Segunda, 30 de Março de 2020.
Tenho observado o medo. Meu, nosso, da nossa humanidade. E a maneira que temos de manifestá-lo. Vivemos um momento de isolamento, ao mesmo tempo sendo bombardeados por estatísticas, notícias alarmantes, que gritam aos quatro ventos anunciando que a "Morte" existe. Que ela pode chegar a qualquer momento, em qualquer lugar, para qualquer idade, para qualquer pessoa. Não importa a "raça," nacionalidade, condição social, nível educacional, opção sexual, religiosa, ideológica. Não sabíamos disso?
Foi preciso um mensageiro invisível, silencioso, mas com uma força de propagação capaz de atingir o planeta, para despertarmos. Fomos obrigados a um isolamento para termos tempo de perceber e diferenciar o real, da ilusão.

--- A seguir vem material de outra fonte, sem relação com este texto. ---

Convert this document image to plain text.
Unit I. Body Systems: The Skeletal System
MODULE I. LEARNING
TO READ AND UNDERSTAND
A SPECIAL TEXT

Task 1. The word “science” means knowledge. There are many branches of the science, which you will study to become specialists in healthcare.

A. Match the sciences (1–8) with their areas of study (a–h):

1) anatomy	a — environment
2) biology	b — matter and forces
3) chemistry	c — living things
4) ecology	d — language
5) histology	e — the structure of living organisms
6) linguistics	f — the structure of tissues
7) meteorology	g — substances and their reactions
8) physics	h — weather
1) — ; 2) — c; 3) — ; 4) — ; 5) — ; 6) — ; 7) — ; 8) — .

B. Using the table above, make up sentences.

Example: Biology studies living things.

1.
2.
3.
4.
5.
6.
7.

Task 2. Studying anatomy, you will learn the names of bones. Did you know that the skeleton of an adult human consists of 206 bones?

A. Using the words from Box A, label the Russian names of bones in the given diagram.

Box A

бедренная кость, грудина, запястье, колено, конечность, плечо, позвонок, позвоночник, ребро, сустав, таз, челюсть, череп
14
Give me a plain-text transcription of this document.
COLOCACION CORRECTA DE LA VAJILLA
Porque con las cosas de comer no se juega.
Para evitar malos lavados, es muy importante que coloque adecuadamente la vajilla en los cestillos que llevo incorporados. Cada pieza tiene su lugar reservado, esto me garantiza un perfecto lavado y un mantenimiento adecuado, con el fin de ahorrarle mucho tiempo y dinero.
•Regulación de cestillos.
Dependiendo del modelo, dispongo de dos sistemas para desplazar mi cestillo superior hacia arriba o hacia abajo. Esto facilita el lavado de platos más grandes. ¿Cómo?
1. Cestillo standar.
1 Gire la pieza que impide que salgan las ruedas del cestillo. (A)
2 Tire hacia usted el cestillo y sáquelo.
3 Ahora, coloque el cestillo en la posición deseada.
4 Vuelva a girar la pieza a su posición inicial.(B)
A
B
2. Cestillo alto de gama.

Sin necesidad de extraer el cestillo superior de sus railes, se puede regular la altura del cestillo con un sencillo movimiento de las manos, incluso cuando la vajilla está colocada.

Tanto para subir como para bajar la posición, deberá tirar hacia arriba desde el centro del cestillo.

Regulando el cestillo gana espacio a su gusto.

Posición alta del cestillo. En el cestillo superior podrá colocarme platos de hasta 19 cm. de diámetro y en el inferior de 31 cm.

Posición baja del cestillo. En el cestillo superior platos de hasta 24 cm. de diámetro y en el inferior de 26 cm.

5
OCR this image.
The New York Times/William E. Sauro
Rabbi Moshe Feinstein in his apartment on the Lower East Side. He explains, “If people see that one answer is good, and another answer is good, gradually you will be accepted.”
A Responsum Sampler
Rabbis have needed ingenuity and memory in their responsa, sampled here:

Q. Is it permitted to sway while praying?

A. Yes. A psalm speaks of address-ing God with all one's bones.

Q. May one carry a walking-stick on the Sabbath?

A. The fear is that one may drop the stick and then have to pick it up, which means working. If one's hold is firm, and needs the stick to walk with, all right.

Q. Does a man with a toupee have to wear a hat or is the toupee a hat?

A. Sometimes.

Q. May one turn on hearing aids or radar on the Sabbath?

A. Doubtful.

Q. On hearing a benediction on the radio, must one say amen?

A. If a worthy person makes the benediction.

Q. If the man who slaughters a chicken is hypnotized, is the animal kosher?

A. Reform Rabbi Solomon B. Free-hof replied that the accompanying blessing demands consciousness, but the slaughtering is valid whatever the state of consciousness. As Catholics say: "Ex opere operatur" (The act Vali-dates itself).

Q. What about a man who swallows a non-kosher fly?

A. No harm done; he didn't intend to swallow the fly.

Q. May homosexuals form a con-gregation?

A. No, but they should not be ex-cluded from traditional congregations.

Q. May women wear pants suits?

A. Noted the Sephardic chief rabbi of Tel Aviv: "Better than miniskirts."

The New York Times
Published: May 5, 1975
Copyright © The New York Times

Para entendermos o que é ser protagonista, cidadão. Ter responsabilidade e comprometimento, independente do trabalho que faça, da função que exerça. Seja na linha direta da ajuda, do auxílio, onde se encontram todos os profissionais da área de saúde. Sejam os profissionais que garantem a limpeza das nossas cidades. Os que garantem a nossa segurança. Os caminhoneiros que garantem o abastecimento dos produtos essenciais para a nossa sobrevivência. As empresas que se mantém ativas, os laboratórios, as universidades com professores e alunos debruçados em livros, lâminas, olhos ardendo diante do computador, onde o conhecimento tem pressa, porque a cura não pode esperar. Seja no meio político onde medidas precisam ser tomadas, onde tudo é urgente, é cobrado, onde se faz necessário olhar o pedaço e decidir pelo todo. Tudo é novo para os nossos representantes. Sim, para eles também. Até o medo da morte. A ilusão de poder, de riqueza, fama, tudo está sendo questionado. O que de fato deles é esperado? Uma oportunidade única para qualquer cidadão que tenha vontade de seguir carreira. Uma visão clara, lúcida, de que ser político, governante, é antes de tudo ter missão, valores, compromisso humanitário.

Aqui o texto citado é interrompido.